My-Grain Limited is debating whether to set up with an all equity capital structure or one that is 60 per cent debt. An all-equity structure would have 12,000 shares outstanding and the price per share is $2.5. EBIT is expected to remain at $3000 per year forever. The interest rate on the debt is 9 per cent, and there are no taxes. The founding director, Mr Painful intends to have 2,000 shares.
a. What is Mr. Painful’s cash flow under the all equity capital
structure?
b. What will Mr. Painful’s cash flow be with debt in the capital
structure? Assume that he holds all 2,000 shares.
c. Suppose My- Grain uses debt but Mr. Painful prefers the all
equity capital structure. Show how he could un-leverage his
investment to recreate the capital structure?
d. Explain why the capital structure My-Grain chooses is
irrelevant?
Option 1 | Option 2 | |
Equity ($ 2.5 of 12000) | 30000 | 12000( with 4800 shares of $2.5 each0 |
Debt | 0 | 18000 |
Cost of debt | 0 | 9% |
EBIT | 3000 | 3000 |
(Interest) | -1620 | |
Net Income to share holders | 3000 | 1380 |
Return to on equity | 0.25 | 0.2875 |
Return to Mr.

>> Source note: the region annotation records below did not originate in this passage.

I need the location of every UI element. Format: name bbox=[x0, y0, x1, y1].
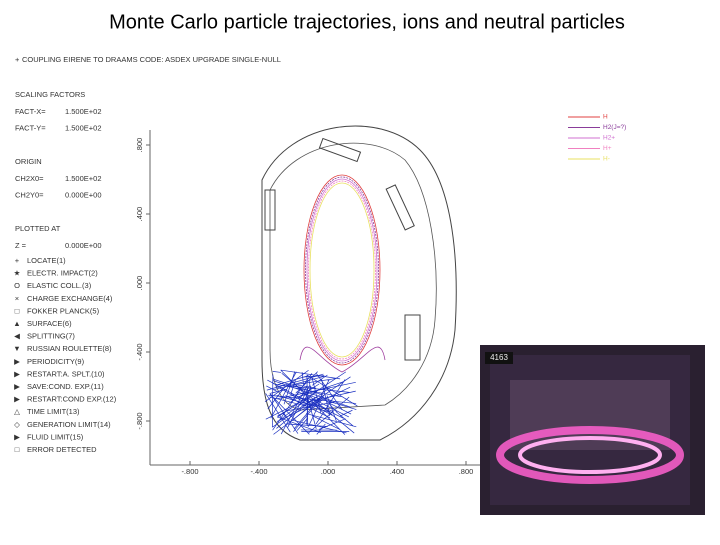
settings-heading: PLOTTED AT bbox=[15, 224, 61, 233]
x-tick-label: .800 bbox=[459, 467, 474, 476]
event-symbol: ▲ bbox=[13, 319, 20, 328]
event-label: SAVE:COND. EXP.(11) bbox=[27, 382, 104, 391]
trajectory bbox=[317, 424, 326, 434]
event-symbol: ▶ bbox=[14, 432, 21, 441]
trajectory bbox=[266, 386, 276, 391]
settings-key: CH2Y0= bbox=[15, 190, 44, 199]
event-symbol: △ bbox=[14, 407, 21, 416]
event-label: TIME LIMIT(13) bbox=[27, 407, 80, 416]
header-text: COUPLING EIRENE TO DRAAMS CODE: ASDEX UP… bbox=[22, 55, 281, 64]
settings-key: Z = bbox=[15, 241, 27, 250]
settings-value: 1.500E+02 bbox=[65, 107, 102, 116]
event-label: PERIODICITY(9) bbox=[27, 357, 85, 366]
event-symbol: ▼ bbox=[13, 344, 20, 353]
y-tick-label: .400 bbox=[135, 207, 144, 222]
tile bbox=[405, 315, 420, 360]
plasma-contour bbox=[310, 183, 374, 357]
event-symbol: ★ bbox=[14, 269, 21, 278]
event-symbol: ▶ bbox=[14, 357, 21, 366]
event-symbol: ◇ bbox=[14, 420, 21, 429]
photo-label: 4163 bbox=[490, 353, 508, 362]
plasma-contour bbox=[304, 175, 380, 365]
y-tick-label: -.800 bbox=[135, 412, 144, 429]
event-label: LOCATE(1) bbox=[27, 256, 66, 265]
trajectories bbox=[265, 370, 357, 435]
event-symbol: × bbox=[15, 294, 19, 303]
event-label: FOKKER PLANCK(5) bbox=[27, 306, 100, 315]
settings-value: 1.500E+02 bbox=[65, 123, 102, 132]
x-tick-label: -.800 bbox=[181, 467, 198, 476]
event-label: GENERATION LIMIT(14) bbox=[27, 420, 111, 429]
legend-label: H- bbox=[603, 156, 610, 163]
event-label: SURFACE(6) bbox=[27, 319, 72, 328]
legend-label: H+ bbox=[603, 145, 612, 152]
y-tick-label: .000 bbox=[135, 276, 144, 291]
header-symbol: + bbox=[15, 55, 20, 64]
plasma-contour bbox=[307, 179, 377, 361]
settings-value: 0.000E+00 bbox=[65, 241, 102, 250]
event-symbol: ▶ bbox=[14, 382, 21, 391]
event-symbol: ▶ bbox=[14, 369, 21, 378]
settings-heading: ORIGIN bbox=[15, 157, 42, 166]
event-label: RESTART:COND EXP.(12) bbox=[27, 395, 117, 404]
x-tick-label: .400 bbox=[390, 467, 405, 476]
event-symbol: ◀ bbox=[14, 332, 21, 341]
event-label: RESTART:A. SPLT.(10) bbox=[27, 369, 105, 378]
x-tick-label: -.400 bbox=[250, 467, 267, 476]
x-tick-label: .000 bbox=[321, 467, 336, 476]
trajectory bbox=[273, 371, 281, 372]
event-symbol: + bbox=[15, 256, 20, 265]
trajectory bbox=[328, 380, 330, 381]
event-label: ERROR DETECTED bbox=[27, 445, 97, 454]
event-symbol: O bbox=[14, 281, 20, 290]
tile bbox=[386, 185, 414, 230]
y-tick-label: .800 bbox=[135, 138, 144, 153]
settings-heading: SCALING FACTORS bbox=[15, 90, 85, 99]
plasma-contours bbox=[300, 175, 385, 372]
settings-key: CH2X0= bbox=[15, 174, 44, 183]
plasma-contour bbox=[309, 181, 376, 359]
legend-label: H2+ bbox=[603, 135, 615, 142]
event-label: ELECTR. IMPACT(2) bbox=[27, 269, 98, 278]
separatrix bbox=[300, 347, 385, 372]
settings-key: FACT-X= bbox=[15, 107, 46, 116]
tile bbox=[319, 138, 360, 161]
settings-value: 0.000E+00 bbox=[65, 190, 102, 199]
y-tick-label: -.400 bbox=[135, 343, 144, 360]
trajectory bbox=[297, 418, 308, 430]
event-label: SPLITTING(7) bbox=[27, 332, 75, 341]
event-label: RUSSIAN ROULETTE(8) bbox=[27, 344, 112, 353]
plasma-contour bbox=[306, 177, 379, 363]
event-symbol: □ bbox=[15, 306, 20, 315]
event-symbol: ▶ bbox=[14, 395, 21, 404]
event-label: FLUID LIMIT(15) bbox=[27, 432, 84, 441]
trajectory bbox=[272, 374, 273, 427]
event-label: ELASTIC COLL.(3) bbox=[27, 281, 92, 290]
slide-title: Monte Carlo particle trajectories, ions … bbox=[109, 11, 625, 33]
settings-key: FACT-Y= bbox=[15, 123, 46, 132]
legend-label: H bbox=[603, 114, 608, 121]
event-symbol: □ bbox=[15, 445, 20, 454]
event-label: CHARGE EXCHANGE(4) bbox=[27, 294, 113, 303]
legend-label: H2(J=?) bbox=[603, 124, 626, 131]
settings-value: 1.500E+02 bbox=[65, 174, 102, 183]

Painful for 2000share | 500 | 575 |
Answer a) Return to Mr Pain ful = $ 500 in unleveragad condition ( all equity)
Answer b) Return to Mr Pain ful = $ 575 in leveragad condition ( equity and Debt)
Answer c) He can purcahse 800 shares and debt from remaining fund i.e. 1200* 2.5 = 3000.
Total CF = 800 shares × 0.2875cents + 0.09 × $3000 = 230 + 270 = $500 as per (a)
Answer d)
The capital structure is generally irrelevant to shareholders because the shareholders can create their own leverage position which will give them the payoff they desire.